The poles sat on the beach until the 1950’s when they were taken down in order to be preserved and given to the Museum at Campbell River

The Nuyumbalees Cultural Centre on Quadra Island is hoping the Strathcona Regional District can come through with a significant donation to help restore an important piece of history.

The centre is in the process of trying to restore the Cook Welcome Poles which are a part of the We Wai Kai First Nation’s heritage.

Jodi Simkin, executive director of the Nuyumbalees Cultural Centre in Cape Mudge, wrote a letter to the regional district asking for some financial support for the $51,000 project.

“In order to bring the project to completion we are needing to secure a contribution of $5,000 and are requesting that the regional district consider making this pledge,” Simkin wrote. “Your donation will be recognized on the on-site signage, as well as in our annual report and website.”

The project has already locked up community partnerships with TimberWest, the Pallan Group and Ocean Pacific Marine to help bring the project to fruition, but funding is still needed in order to get the poles back up in their rightful position.

The history of the poles dates back to the 1880’s.

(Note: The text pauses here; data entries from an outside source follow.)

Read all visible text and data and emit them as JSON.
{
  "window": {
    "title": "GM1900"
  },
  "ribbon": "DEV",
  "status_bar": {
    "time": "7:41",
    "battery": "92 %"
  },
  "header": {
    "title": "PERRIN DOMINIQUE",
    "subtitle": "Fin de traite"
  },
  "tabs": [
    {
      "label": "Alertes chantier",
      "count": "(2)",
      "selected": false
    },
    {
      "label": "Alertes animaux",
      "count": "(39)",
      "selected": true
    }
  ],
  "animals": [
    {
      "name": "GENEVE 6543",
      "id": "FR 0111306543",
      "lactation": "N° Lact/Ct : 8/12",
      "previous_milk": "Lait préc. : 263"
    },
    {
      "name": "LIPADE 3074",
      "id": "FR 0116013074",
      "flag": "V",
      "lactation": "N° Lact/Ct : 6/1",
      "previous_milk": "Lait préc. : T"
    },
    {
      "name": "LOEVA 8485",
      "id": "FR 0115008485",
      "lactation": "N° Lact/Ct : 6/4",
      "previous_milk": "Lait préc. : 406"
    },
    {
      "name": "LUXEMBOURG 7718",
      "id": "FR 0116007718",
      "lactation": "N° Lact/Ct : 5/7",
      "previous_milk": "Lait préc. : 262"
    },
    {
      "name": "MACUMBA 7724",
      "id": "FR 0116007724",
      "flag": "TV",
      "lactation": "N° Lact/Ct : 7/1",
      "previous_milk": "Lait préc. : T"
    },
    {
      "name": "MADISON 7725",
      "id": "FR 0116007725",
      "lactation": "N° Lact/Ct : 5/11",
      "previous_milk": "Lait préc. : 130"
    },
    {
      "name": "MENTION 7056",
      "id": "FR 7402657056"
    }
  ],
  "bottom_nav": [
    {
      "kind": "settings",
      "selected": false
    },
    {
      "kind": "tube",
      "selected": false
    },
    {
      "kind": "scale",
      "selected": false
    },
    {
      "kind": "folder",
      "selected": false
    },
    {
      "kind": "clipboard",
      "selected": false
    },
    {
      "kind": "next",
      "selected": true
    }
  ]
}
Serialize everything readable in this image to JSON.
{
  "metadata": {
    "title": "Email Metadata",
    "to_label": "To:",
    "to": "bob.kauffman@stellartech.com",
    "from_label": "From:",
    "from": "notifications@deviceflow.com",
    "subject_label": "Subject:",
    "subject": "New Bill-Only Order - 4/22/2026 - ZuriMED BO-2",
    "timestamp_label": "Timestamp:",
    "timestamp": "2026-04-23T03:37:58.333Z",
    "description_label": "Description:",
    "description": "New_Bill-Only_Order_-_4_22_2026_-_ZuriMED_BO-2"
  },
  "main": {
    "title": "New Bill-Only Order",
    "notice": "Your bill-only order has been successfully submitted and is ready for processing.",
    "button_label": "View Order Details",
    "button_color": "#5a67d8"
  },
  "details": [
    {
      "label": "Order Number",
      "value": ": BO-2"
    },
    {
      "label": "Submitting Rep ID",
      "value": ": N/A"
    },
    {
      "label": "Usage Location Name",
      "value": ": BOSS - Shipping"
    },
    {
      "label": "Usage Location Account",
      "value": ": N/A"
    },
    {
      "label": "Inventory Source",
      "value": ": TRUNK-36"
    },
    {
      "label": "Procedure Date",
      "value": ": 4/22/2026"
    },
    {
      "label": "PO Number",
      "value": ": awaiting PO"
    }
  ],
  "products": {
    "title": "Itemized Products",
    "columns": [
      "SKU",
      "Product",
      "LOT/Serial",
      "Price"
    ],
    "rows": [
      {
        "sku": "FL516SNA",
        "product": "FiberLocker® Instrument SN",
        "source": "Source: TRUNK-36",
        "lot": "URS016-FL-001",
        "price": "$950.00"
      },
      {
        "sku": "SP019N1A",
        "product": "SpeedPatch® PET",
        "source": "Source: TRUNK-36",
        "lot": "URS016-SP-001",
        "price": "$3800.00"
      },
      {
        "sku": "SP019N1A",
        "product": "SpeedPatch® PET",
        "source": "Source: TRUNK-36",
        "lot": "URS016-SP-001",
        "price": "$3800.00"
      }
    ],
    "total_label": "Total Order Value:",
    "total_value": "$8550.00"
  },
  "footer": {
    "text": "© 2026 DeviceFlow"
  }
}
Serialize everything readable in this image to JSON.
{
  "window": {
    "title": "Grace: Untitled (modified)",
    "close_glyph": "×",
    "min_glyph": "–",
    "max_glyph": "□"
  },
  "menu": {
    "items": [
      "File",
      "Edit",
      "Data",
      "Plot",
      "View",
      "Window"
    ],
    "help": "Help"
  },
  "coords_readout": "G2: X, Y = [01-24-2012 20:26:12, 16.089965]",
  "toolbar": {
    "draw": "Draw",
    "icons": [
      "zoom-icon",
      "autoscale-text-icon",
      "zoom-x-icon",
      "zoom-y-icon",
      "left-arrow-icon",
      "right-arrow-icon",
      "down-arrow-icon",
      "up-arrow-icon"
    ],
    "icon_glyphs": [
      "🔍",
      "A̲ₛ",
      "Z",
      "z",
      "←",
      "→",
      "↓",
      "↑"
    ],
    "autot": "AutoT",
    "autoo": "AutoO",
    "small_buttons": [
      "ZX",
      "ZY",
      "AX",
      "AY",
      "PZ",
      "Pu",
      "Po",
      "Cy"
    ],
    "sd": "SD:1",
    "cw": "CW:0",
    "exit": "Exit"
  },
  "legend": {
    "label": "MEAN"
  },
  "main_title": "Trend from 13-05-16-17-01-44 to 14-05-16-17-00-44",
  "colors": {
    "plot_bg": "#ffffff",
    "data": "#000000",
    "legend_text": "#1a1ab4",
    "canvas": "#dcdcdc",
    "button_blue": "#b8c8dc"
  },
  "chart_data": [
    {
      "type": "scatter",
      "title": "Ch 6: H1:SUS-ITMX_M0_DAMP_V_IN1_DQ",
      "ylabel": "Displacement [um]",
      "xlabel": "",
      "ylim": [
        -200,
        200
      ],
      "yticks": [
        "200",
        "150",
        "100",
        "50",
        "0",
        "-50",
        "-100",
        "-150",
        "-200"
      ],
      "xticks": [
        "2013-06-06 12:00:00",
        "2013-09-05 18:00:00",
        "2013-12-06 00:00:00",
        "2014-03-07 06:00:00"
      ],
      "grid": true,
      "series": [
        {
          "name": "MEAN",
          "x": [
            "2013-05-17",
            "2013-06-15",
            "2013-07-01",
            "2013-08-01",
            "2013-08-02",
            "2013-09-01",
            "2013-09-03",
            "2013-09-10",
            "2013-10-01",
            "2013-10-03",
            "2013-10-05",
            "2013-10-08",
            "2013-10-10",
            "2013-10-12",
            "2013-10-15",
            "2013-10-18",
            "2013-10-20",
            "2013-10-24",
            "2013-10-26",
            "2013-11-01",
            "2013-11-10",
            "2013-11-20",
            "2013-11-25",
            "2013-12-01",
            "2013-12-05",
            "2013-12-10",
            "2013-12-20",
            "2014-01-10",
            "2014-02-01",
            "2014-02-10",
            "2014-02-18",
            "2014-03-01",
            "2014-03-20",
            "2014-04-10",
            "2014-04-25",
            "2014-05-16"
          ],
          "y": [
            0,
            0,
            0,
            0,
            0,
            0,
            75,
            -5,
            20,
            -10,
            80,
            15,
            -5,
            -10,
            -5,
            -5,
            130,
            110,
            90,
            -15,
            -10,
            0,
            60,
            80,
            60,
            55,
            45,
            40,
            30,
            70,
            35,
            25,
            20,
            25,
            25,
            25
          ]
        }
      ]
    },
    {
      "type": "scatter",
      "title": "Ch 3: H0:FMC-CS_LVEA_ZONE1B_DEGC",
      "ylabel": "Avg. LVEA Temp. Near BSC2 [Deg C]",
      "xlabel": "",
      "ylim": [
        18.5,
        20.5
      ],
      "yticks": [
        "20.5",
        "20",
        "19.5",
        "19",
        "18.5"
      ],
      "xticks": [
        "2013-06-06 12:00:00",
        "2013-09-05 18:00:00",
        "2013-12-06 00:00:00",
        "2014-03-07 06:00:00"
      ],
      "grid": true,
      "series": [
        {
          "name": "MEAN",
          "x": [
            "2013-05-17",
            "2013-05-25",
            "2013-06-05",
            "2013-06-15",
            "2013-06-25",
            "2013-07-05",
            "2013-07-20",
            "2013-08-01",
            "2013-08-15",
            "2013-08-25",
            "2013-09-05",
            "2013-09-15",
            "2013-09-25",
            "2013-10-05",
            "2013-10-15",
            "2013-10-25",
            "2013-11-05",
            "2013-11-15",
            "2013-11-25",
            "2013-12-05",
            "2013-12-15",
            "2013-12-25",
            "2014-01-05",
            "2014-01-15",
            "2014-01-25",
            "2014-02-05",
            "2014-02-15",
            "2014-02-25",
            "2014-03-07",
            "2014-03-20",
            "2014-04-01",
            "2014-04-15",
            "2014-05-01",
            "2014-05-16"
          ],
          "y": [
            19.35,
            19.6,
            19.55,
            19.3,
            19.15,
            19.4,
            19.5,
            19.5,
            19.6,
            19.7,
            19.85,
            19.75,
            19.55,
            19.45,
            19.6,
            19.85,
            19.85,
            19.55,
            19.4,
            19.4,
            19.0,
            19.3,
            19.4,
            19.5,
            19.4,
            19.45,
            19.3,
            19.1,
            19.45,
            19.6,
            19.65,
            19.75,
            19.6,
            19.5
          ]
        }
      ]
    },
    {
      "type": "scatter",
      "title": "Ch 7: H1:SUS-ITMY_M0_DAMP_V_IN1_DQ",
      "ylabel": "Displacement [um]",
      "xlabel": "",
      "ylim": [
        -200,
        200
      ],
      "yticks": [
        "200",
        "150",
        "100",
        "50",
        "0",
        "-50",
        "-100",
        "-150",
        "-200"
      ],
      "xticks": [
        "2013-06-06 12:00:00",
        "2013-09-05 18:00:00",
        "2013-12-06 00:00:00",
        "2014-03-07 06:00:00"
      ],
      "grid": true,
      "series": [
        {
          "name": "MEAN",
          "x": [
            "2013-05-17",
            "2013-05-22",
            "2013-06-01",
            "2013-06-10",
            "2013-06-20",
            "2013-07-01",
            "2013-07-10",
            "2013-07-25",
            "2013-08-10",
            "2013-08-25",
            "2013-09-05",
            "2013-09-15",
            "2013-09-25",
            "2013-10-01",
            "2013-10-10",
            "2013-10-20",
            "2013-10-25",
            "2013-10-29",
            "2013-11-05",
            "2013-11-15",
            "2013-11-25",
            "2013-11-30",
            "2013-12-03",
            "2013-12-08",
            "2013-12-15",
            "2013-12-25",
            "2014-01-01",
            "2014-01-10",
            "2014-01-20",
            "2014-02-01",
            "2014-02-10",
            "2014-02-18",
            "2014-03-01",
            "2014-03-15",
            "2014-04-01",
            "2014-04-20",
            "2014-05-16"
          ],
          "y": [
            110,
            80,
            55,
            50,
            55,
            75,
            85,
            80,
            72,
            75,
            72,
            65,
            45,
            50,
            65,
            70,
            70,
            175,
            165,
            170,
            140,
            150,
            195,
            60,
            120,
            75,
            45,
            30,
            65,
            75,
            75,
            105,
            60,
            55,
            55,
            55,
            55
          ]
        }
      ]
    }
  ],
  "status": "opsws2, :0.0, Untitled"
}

A set of three poles, called the Walkus poles, was given to John Dick of the We Wai Kai by Chief Numus Walkus of River’s Inlet as part of a dowry for his niece.

The poles sat on the beach until the 1950’s when they were taken down in order to be preserved and given to the Museum at Campbell River.

However, one of the three poles was destroyed during the restoration process.

More than 20 years later, in the mid-1970’s, Dora Cook, Eugene Alfred and Bob Neil carved a new set of three poles, named the Cook poles, to commemorate the Walkus poles.

The poles originally stood outside the cultural centre to welcome guests but after the centre was closed for renovations and then re-opened, the Cook poles were eventually placed inside the gallery.

The centre’s intent is to refurbish the poles and erect them outside the Nuyumbalees Cultural Centre to continue the welcoming tradition.

The poles need to be re-carved and re-sculpted, according to Simkin. The lead carver is Brad Assu. Simkin made a presentation on the poles, asking for funding, to the regional district at its July 10 board meeting but a decision was not made at the time.

The regional district will consider Simkin’s latest letter appealing for funding at its board meeting today.